WC principal’s job status still unclear
Published 11:44 am Friday, December 16, 2011
The status of a Vicksburg Warren School District principal remains in limbo but is expected to be decided before students and staff begin their Christmas vacation with early dismissal Tuesday, Superintendent Dr. Elizabeth Duran Swinford said.
Rodney Smith, principal of Warren Central High School who has been on leave since Nov. 10, has been working in the district office since returning Dec. 6, Swinford said Thursday.
“He is working on professional learning communities and developing a Power Point presentation,” she said. “We have kept him busy.”
Smith’s status — whether he will return to Warren Central or be assigned to some other role or site — was to have been decided by the school board, but based on an agenda item withdrawn from consideration at the board’s monthly business meeting Thursday night, a trustee hearing is no longer needed.

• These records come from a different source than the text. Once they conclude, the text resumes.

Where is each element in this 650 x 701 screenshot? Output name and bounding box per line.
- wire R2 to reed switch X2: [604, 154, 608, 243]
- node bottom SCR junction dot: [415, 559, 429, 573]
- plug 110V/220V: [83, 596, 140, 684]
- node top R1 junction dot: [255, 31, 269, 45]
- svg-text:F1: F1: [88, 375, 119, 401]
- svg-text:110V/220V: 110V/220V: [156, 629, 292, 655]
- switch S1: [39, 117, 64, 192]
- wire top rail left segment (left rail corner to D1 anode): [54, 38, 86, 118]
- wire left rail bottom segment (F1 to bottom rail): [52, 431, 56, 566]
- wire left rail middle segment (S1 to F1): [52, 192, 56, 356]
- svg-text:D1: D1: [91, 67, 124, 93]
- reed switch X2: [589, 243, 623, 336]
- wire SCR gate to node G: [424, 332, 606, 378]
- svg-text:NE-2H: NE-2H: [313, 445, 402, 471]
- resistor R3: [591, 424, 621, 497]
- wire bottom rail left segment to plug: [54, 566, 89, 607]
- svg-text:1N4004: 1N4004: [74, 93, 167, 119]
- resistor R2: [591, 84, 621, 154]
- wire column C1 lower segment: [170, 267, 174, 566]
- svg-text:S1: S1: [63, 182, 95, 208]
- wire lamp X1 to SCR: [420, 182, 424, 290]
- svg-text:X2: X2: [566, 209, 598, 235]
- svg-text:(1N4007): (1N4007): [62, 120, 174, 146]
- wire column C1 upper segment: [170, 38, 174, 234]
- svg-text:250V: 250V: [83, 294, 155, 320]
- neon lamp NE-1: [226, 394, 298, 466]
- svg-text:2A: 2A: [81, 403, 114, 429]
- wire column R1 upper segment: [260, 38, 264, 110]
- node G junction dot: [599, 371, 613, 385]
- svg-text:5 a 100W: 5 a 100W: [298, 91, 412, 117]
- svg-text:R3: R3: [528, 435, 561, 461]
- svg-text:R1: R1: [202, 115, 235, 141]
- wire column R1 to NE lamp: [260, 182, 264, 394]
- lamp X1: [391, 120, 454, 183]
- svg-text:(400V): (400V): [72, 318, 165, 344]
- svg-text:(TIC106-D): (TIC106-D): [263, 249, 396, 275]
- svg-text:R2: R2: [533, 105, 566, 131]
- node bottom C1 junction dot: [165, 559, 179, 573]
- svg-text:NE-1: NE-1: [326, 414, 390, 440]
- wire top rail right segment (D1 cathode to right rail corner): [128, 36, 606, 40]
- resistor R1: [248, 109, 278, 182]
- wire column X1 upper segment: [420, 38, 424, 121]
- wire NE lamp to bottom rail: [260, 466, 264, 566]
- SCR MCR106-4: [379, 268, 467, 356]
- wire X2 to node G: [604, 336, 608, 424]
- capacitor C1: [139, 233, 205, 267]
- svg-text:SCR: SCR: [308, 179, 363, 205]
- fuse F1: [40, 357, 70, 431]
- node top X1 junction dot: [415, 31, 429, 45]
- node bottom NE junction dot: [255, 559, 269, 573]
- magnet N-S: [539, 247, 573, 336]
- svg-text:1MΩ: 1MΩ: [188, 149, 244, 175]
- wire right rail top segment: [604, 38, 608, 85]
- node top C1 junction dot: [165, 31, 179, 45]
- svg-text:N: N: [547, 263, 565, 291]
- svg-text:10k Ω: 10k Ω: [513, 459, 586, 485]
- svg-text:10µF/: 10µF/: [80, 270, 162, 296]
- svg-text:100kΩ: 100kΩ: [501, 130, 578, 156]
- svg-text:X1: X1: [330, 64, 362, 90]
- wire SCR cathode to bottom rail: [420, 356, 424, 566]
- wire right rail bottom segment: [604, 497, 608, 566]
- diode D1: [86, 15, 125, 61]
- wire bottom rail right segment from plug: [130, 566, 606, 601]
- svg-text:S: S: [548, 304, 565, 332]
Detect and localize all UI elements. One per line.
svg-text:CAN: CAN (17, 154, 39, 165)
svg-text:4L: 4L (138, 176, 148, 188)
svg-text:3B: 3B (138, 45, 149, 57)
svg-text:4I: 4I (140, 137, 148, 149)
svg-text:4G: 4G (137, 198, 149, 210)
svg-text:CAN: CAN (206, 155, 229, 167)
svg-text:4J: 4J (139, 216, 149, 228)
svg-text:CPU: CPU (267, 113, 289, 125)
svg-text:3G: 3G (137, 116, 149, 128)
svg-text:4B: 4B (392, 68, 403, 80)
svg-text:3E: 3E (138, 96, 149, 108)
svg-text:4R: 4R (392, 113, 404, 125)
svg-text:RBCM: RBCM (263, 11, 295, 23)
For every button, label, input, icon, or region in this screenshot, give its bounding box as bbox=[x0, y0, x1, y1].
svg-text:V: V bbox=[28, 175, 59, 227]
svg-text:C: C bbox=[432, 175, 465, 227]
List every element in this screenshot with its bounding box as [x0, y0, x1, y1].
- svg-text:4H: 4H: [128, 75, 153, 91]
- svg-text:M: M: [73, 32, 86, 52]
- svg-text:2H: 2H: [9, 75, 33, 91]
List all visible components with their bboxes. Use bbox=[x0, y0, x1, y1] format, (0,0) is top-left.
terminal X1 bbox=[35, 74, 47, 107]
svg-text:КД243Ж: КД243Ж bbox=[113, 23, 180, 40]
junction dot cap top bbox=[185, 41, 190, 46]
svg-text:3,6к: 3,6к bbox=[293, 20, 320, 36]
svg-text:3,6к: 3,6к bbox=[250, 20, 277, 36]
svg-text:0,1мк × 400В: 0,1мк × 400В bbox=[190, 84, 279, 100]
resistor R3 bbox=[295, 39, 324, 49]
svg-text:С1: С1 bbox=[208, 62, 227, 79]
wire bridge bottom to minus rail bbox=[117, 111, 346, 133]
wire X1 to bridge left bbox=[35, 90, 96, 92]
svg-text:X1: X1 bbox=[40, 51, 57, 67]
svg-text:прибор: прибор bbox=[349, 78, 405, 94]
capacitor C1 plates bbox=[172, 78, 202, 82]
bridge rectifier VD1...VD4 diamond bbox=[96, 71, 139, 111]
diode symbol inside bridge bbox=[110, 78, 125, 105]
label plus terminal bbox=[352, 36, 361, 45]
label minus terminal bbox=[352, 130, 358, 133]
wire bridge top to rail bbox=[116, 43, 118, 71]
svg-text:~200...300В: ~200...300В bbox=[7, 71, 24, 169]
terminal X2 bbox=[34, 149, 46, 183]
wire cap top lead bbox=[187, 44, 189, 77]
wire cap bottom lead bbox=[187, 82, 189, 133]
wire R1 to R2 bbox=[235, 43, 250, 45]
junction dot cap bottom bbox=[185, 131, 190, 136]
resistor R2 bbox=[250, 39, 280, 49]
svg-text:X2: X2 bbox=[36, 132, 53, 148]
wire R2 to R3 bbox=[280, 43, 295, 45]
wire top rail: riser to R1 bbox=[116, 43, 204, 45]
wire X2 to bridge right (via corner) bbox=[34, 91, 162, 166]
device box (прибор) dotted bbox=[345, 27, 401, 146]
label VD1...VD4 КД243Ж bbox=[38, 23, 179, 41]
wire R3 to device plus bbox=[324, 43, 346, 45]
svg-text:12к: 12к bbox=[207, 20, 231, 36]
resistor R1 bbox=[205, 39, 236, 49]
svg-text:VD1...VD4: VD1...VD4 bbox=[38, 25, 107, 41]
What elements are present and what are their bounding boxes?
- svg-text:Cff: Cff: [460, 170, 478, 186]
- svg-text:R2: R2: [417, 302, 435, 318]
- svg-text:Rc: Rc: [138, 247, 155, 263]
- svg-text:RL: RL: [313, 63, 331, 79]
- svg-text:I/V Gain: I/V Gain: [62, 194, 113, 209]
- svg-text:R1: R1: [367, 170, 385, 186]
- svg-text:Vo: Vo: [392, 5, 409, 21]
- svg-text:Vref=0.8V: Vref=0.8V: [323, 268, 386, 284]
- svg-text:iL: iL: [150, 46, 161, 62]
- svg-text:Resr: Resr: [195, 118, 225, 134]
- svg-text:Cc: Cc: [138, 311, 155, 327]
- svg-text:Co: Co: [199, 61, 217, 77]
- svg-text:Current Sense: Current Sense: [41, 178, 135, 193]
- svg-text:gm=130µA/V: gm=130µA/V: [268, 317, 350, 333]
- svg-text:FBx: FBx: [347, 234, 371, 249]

Swinford, who has remained mum on the nature of Smith’s leave from Warren Central, said this morning that she will make a decision about his long-term placement by Tuesday. Trustees can accept, reject or modify her recommendation, she said.
Reached by phone, Smith has declined to comment on the nature of his leave and the reasons for it.
Meanwhile, a Vicksburg Intermediate School math teacher who lacks Mississippi Board of Education certification has been replaced, the superintendent said. The Department of Education had knocked the district’s accreditation rating down a notch, to Advised, citing two teachers who lacked required certifications. One had already been replaced.
Swinford called the VIS move “a heartbreaker,” saying student math scores in the teacher’s classes proved her ability despite lack of “the piece of paper.”
“Here we are in this time when everyone is looking at accountability and test results and I have to replace this teacher,” Swinford said. “When you have the data to support it, she should still be in there teaching math.”
Swinford said she has retained the teacher as a tutor and will put her back in the classroom as soon as she has completed the requirements for certification.
At Thursday’s meeting, which District 5 Trustee Sally Bullard did not attend, the board approved removing two capital assets from district inventories. The items, a $600 to $700 video camera and a $200 cell phone, had been reported lost — the cell phone by a member of the district’s special education department and the camera by a teacher at Beechwood Elementary School, said Mike Ouzts, the district’s property manager.
Trustees voted unanimously to delete the items, but board president Zelmarine Murphy and District 1 Trustee Bryan Pratt said the board needs to look at revising policy and issued stern admonishments about staff members exercising care with such items and reporting losses promptly.
“If you check out equipment and take it home, that’s OK, but bring the school’s equipment back,” Murphy said. “We cannot continue to replace equipment. Times are hard now.”
Ouzts said the policy mandates a lost or stolen form be completed for any missing item, and said reports, which include model and serial numbers, are filed with either the Warren County Sheriff’s Office or the Vicksburg Police Department, depending on the location of the school or office in question. Sometimes the items are recovered, he said.
“Each school has a designated responsible party, which is the principal,” he added. “Bottom line, if the board said they wanted a lost item paid for, the principal would have to do it.”
In addition to schools maintaining checkout lists, all capital assets are checked twice a year, Ouzts said.
The board’s next meeting will be Jan. 26. Swinford said she expects to present a completed, revised policy on letter jackets — to include the district’s providing jackets for students lettering in music and the arts in addition to athletics — for board approval at that time.
Swinford said the jackets, considered gifts, cannot be purchased from the general fund. The money comes primarily from ticket sales and gate fees, she said.